1. Popescu, B.F.G., I. Pirko, and C.F. Lucchinetti, Pathology of multiple sclerosis: where do we stand? Continuum (Minneapolis, Minn.), 2013. 19(4 Multiple Sclerosis): p. 901-921.

2. Zhou, J., et al., Using the amide proton signals of intracellular proteins and peptides to detect pH effects in MRI. Nat Med, 2003. 9(8): p. 1085-90.

3. Zaiss, M., Windschuh, J., Paech, D., Meissner, J.-E., Burth, S., Schmitt, B., … Radbruch, A. (2015). Relaxation-compensated CEST-MRI of the human brain at 7T: Unbiased insight into NOE and amide signal changes in human glioblastoma. NeuroImage, 112, 180–188. https://doi.org/https://doi.org/10.1016/j.neuroimage.2015.02.040

4. By, S., et al., Amide proton transfer CEST of the cervical spinal cord in multiple sclerosis patients at 3T. Magn Reson Med, 2018. 79(2): p. 806-814.

5. De Leener B, Levy S, Dupont SM, et al. SCT: Spinal Cord Toolbox, an open-source software for processing spinal cord MRI data. Neuroimage 2017; 145: 24-43. DOI: 10.1016/j.neuroimage.2016.10.009.

Figures

Table 1. Demographics

Figure 1. Representative anatomical, APT asymmetry, and AREX results for a healthy control (top row) and an MS patient (bottom row). Contrast changes associated with lesion location are more apparent in APT asymmetry map than AREX map due to the removal of confounding MT and T1 related effects.

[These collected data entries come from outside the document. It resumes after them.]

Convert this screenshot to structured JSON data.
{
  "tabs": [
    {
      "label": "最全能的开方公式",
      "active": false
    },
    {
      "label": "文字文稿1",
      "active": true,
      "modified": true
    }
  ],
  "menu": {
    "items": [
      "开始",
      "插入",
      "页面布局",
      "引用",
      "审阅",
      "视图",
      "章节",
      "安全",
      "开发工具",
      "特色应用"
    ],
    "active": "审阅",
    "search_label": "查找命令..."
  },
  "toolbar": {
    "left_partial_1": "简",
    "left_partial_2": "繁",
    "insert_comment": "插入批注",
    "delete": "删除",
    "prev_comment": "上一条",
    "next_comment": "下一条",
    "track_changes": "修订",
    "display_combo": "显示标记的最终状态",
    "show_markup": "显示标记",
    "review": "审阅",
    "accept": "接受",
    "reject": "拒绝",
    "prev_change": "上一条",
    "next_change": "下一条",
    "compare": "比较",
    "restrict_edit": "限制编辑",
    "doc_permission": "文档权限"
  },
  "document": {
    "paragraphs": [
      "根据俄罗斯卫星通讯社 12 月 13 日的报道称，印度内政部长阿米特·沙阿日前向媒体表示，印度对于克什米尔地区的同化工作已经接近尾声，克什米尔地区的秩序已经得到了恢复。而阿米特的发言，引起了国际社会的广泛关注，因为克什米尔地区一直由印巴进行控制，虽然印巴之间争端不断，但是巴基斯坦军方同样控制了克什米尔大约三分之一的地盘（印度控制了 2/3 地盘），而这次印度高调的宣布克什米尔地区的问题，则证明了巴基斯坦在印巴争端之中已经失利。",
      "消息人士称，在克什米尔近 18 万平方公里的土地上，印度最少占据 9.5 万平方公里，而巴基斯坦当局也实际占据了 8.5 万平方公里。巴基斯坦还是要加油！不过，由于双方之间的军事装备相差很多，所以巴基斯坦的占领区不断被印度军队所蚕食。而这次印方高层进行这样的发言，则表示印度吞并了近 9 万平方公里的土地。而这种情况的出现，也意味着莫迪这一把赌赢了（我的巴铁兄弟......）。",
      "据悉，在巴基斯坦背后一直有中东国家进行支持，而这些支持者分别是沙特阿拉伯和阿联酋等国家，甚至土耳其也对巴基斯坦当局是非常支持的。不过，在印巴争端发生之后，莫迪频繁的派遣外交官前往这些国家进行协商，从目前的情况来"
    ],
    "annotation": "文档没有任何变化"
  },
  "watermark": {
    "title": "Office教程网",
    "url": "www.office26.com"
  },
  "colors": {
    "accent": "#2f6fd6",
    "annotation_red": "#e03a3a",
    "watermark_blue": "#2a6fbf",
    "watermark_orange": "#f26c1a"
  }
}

The Z spectrum for each subject is also depicted (right). The positive side (or CEST side) shows a slight difference between the control (blue) and the MS patient (red), but the change in the negative side (or MT side) are much greater, most likely due to demyelination reducing the MT contribution.

Figure 2. Mean APT asymmetry, AREX, and R1 values for each subject. APT asymmetry increases significantly in lesions (green dots) when compared to healthy control (blue dots) and normal appearing WM (red dots). However, his difference is lost after correcting for MT and T1 effects in AREX. In the R1 plot, we observe a slight decrease in normal appearing WM and lesions, as was expected. *p<0.05 for Wilcoxon rank sum test between groups.